If you notice any of the changes listed above, you should:
1. Note it in the staff communication log so others can be aware and observant.
Documenting incidents of these changes may be key to diagnosing a problem if one exists.
2. If you’re new to a program and note changes in an individual, speak to your supervisor or a co-worker to get a perspective on the person’s history.
3. When in doubt, and if symptoms persist, call a doctor!
You will most likely receive or have received training in First Aid and Cardiopulmonary Resuscitation (CPR) prior to supporting individuals alone. This will enable you to react appropriately and possibly to save someone’s life while medical care is on the way. It goes without saying that any condition which would be considered an emergency if it happened to a member of your family is also an emergency if it occurs to a person with mental retardation. Call 911 at the first sign of a medical emergency!
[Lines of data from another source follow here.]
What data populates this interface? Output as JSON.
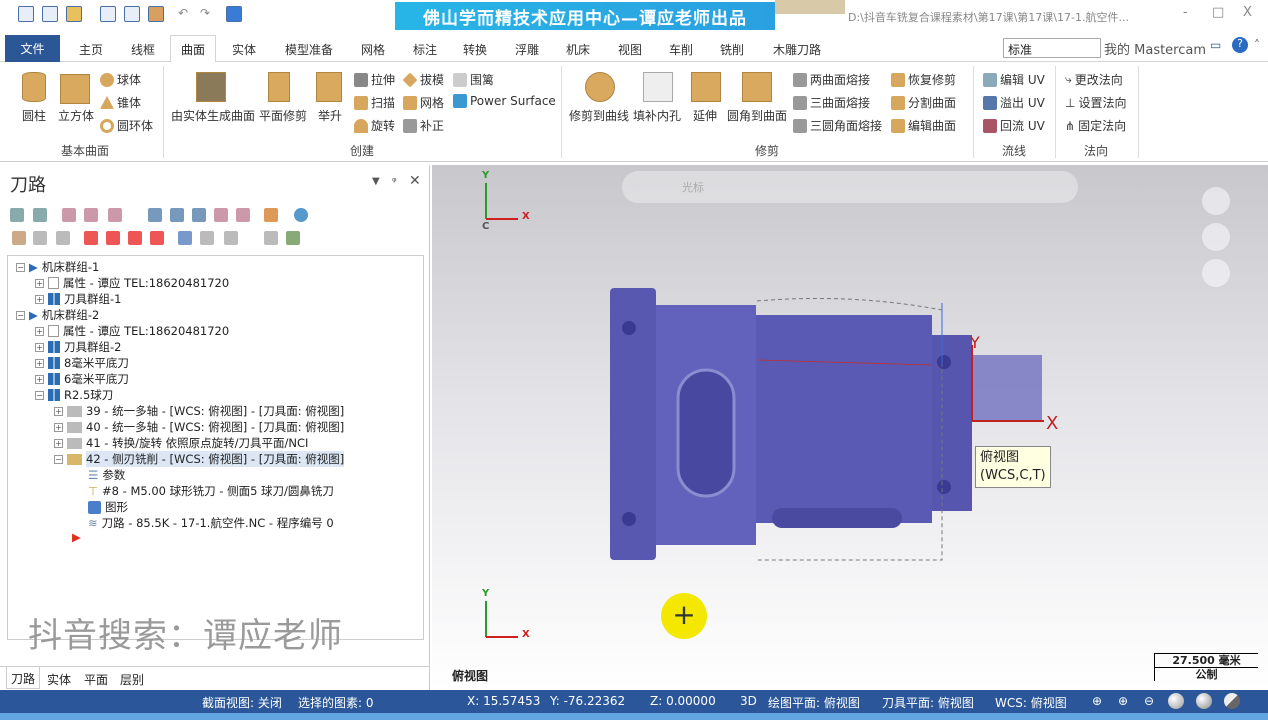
{
  "titlebar": {
    "banner": "佛山学而精技术应用中心—谭应老师出品",
    "path": "D:\\抖音车铣复合课程素材\\第17课\\第17课\\17-1.航空件...",
    "min": "‐",
    "max": "□",
    "close": "X"
  },
  "tabs": {
    "file": "文件",
    "items": [
      "主页",
      "线框",
      "曲面",
      "实体",
      "模型准备",
      "网格",
      "标注",
      "转换",
      "浮雕",
      "机床",
      "视图",
      "车削",
      "铣削",
      "木雕刀路"
    ],
    "style_value": "标准",
    "my_mastercam": "我的 Mastercam"
  },
  "ribbon": {
    "basic": {
      "label": "基本曲面",
      "cylinder": "圆柱",
      "cube": "立方体",
      "sphere": "球体",
      "cone": "锥体",
      "torus": "圆环体"
    },
    "create": {
      "label": "创建",
      "from_solid": "由实体生成曲面",
      "flat": "平面修剪",
      "loft": "举升",
      "extrude": "拉伸",
      "sweep": "扫描",
      "revolve": "旋转",
      "draft": "拔模",
      "net": "网格",
      "offset": "补正",
      "fence": "围篱",
      "power": "Power Surface"
    },
    "trim": {
      "label": "修剪",
      "trim_curve": "修剪到曲线",
      "fill": "填补内孔",
      "extend": "延伸",
      "fillet": "圆角到曲面",
      "b2": "两曲面熔接",
      "b3": "三曲面熔接",
      "b3f": "三圆角面熔接",
      "untrim": "恢复修剪",
      "split": "分割曲面",
      "edit": "编辑曲面"
    },
    "flow": {
      "label": "流线",
      "edit_uv": "编辑 UV",
      "over_uv": "溢出 UV",
      "flow_uv": "回流 UV"
    },
    "normal": {
      "label": "法向",
      "change": "更改法向",
      "set": "设置法向",
      "fix": "固定法向"
    }
  },
  "panel": {
    "title": "刀路",
    "watermark": "抖音搜索：谭应老师",
    "bottom_tabs": [
      "刀路",
      "实体",
      "平面",
      "层别"
    ]
  },
  "tree": [
    "机床群组-1",
    "属性 - 谭应 TEL:18620481720",
    "刀具群组-1",
    "机床群组-2",
    "属性 - 谭应 TEL:18620481720",
    "刀具群组-2",
    "8毫米平底刀",
    "6毫米平底刀",
    "R2.5球刀",
    "39 - 统一多轴 - [WCS: 俯视图] - [刀具面: 俯视图]",
    "40 - 统一多轴 - [WCS: 俯视图] - [刀具面: 俯视图]",
    "41 - 转换/旋转 依照原点旋转/刀具平面/NCI",
    "42 - 侧刃铣削 - [WCS: 俯视图] - [刀具面: 俯视图]",
    "参数",
    "#8 - M5.00 球形铣刀 - 侧面5 球刀/圆鼻铣刀",
    "图形",
    "刀路 - 85.5K - 17-1.航空件.NC - 程序编号 0"
  ],
  "viewport": {
    "view_name": "俯视图",
    "tooltip_line1": "俯视图",
    "tooltip_line2": "(WCS,C,T)",
    "axis_x": "X",
    "axis_y": "Y",
    "axis_c": "C",
    "scale": "27.500 毫米",
    "scale_unit": "公制",
    "toolbar_label": "光标"
  },
  "status": {
    "section": "截面视图: 关闭",
    "selected": "选择的图素: 0",
    "x": "X:   15.57453",
    "y": "Y:   -76.22362",
    "z": "Z:   0.00000",
    "mode": "3D",
    "cplane": "绘图平面: 俯视图",
    "tplane": "刀具平面: 俯视图",
    "wcs": "WCS: 俯视图"
  },
  "colors": {
    "accent": "#2b579a",
    "part": "#5a5ab4"
  }
}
Important Point: Since many individuals with mental retardation have other medical concerns, such as epilepsy, diabetes, food or drug allergies, it is very important that staff become aware of any individual signs or symptoms of medical distress. People who have epileptic seizures often signal an oncoming seizure through an involuntary facial expression or other behavior. Get to know the people you support. It may mean the difference between life and death.